Netflix has a new original series from the Wachowski’s called “Sense8,” a series about eight strangers emotionally and spiritually connected together by a sort of communal telepathy. The Wachowski’s set out to explore issues of politics and identity within a sci-fi context in “Sense8,” but does it make any sense? Is it like “The Matrix” or “Jupiter Ascending”? Vox’s Todd VanDerWerff examines the series and expresses his conflicted feelings on the series.

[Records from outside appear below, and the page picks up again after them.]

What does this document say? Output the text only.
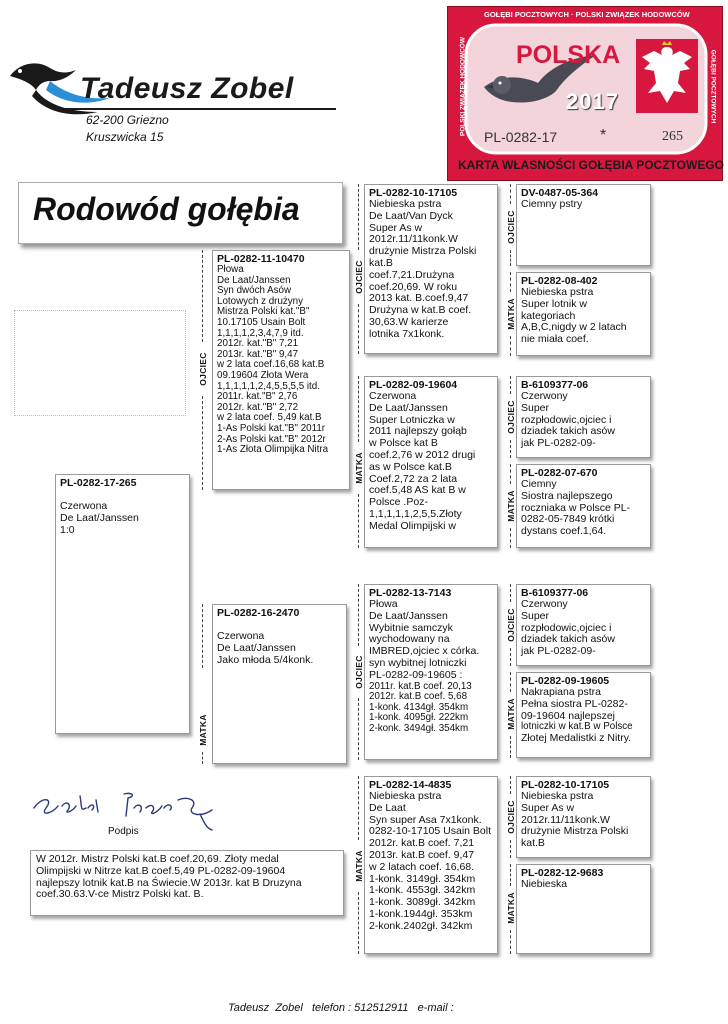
Tadeusz Zobel
62-200 Griezno
Kruszwicka 15
GOŁĘBI POCZTOWYCH · POLSKI ZWIĄZEK HODOWCÓW
POLSKI ZWIĄZEK HODOWCÓW	GOŁĘBI POCZTOWYCH
POLSKA
2017
PL-0282-17	*	265
KARTA WŁASNOŚCI GOŁĘBIA POCZTOWEGO
Rodowód gołębia
PL-0282-17-265
Czerwona
De Laat/Janssen
1:0
OJCIEC
PL-0282-11-10470
Płowa
De Laat/Janssen
Syn dwóch Asów
Lotowych z drużyny
Mistrza Polski kat."B"
10.17105 Usain Bolt
1,1,1,1,2,3,4,7,9 itd.
2012r. kat."B" 7,21
2013r. kat."B" 9,47
w 2 lata coef.16,68 kat.B
09.19604 Złota Wera
1,1,1,1,1,2,4,5,5,5,5 itd.
2011r. kat."B" 2,76
2012r. kat."B" 2,72
w 2 lata coef. 5,49 kat.B
1-As Polski kat."B" 2011r
2-As Polski kat."B" 2012r
1-As Złota Olimpijka Nitra
MATKA
PL-0282-16-2470
Czerwona
De Laat/Janssen
Jako młoda 5/4konk.
OJCIEC
PL-0282-10-17105
Niebieska pstra
De Laat/Van Dyck
Super As w
2012r.11/11konk.W
drużynie Mistrza Polski
kat.B
coef.7,21.Drużyna
coef.20,69. W roku
2013 kat. B.coef.9,47
Drużyna w kat.B coef.
30,63.W karierze
lotnika 7x1konk.
MATKA
PL-0282-09-19604
Czerwona
De Laat/Janssen
Super Lotniczka w
2011 najlepszy gołąb
w Polsce kat B
coef.2,76 w 2012 drugi
as w Polsce kat.B
Coef.2,72 za 2 lata
coef.5,48 AS kat B w
Polsce .Poz-
1,1,1,1,1,2,5,5.Złoty
Medal Olimpijski w
OJCIEC
PL-0282-13-7143
Płowa
De Laat/Janssen
Wybitnie samczyk
wychodowany na
IMBRED,ojciec x córka.
syn wybitnej lotniczki
PL-0282-09-19605 :
2011r. kat.B coef. 20,13
2012r. kat.B coef. 5,68
1-konk. 4134gł. 354km
1-konk. 4095gł. 222km
2-konk. 3494gł. 354km
MATKA
PL-0282-14-4835
Niebieska pstra
De Laat
Syn super Asa 7x1konk.
0282-10-17105 Usain Bolt
2012r. kat.B coef. 7,21
2013r. kat.B coef. 9,47
w 2 latach coef. 16,68.
1-konk. 3149gł. 354km
1-konk. 4553gł. 342km
1-konk. 3089gł. 342km
1-konk.1944gł. 353km
2-konk.2402gł. 342km
OJCIEC
DV-0487-05-364
Ciemny pstry
MATKA
PL-0282-08-402
Niebieska pstra
Super lotnik w
kategoriach
A,B,C,nigdy w 2 latach
nie miała coef.
OJCIEC
B-6109377-06
Czerwony
Super
rozpłodowic,ojciec i
dziadek takich asów
jak PL-0282-09-
MATKA
PL-0282-07-670
Ciemny
Siostra najlepszego
roczniaka w Polsce PL-
0282-05-7849 krótki
dystans coef.1,64.
OJCIEC
B-6109377-06
Czerwony
Super
rozpłodowic,ojciec i
dziadek takich asów
jak PL-0282-09-
MATKA
PL-0282-09-19605
Nakrapiana pstra
Pełna siostra PL-0282-
09-19604 najlepszej
lotniczki w kat.B w Polsce
Złotej Medalistki z Nitry.
OJCIEC
PL-0282-10-17105
Niebieska pstra
Super As w
2012r.11/11konk.W
drużynie Mistrza Polski
kat.B
MATKA
PL-0282-12-9683
Niebieska
Podpis
W 2012r. Mistrz Polski kat.B coef.20,69. Złoty medal
Olimpijski w Nitrze kat.B coef.5,49 PL-0282-09-19604
najlepszy lotnik kat.B na Świecie.W 2013r. kat B Druzyna
coef.30.63.V-ce Mistrz Polski kat. B.
Tadeusz  Zobel   telefon : 512512911   e-mail :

On one hand, it’s thrilling to watch a TV series that’s so casually diverse. There are characters of all races here, as well as a trans woman whose efforts to define herself are portrayed as necessary victories. There’s a gay Mexican man hiding his sexuality so he can continue getting acting work, and there’s a South Korean woman navigating the worlds of corporate intrigue and, later, prison (when she takes the fall for a crime committed by others). But on the other hand, the overall effect is that of eight different tiny personal dramas knitted together with the massive mythology and backstory of a series like “Lost.” The sensates’ complicated history is a new step in evolution, which is outlined in intricate detail, and the scope of the story is global in reach. The problem is that the eight sensates are each part of their own TV shows — with entirely different tones and even (occasionally) different shooting styles. One might be a wacky sex farce, while another is a somewhat realistic portrayal of a young Kenyan man struggling to get by while avoiding local crime bosses. These eight different shows are then awkwardly connected with a massive information dump, usually delivered by “Lost” veteran Naveen Andrews. It’s like watching a bunch of intimate family dramas while seated in a rock tumbler.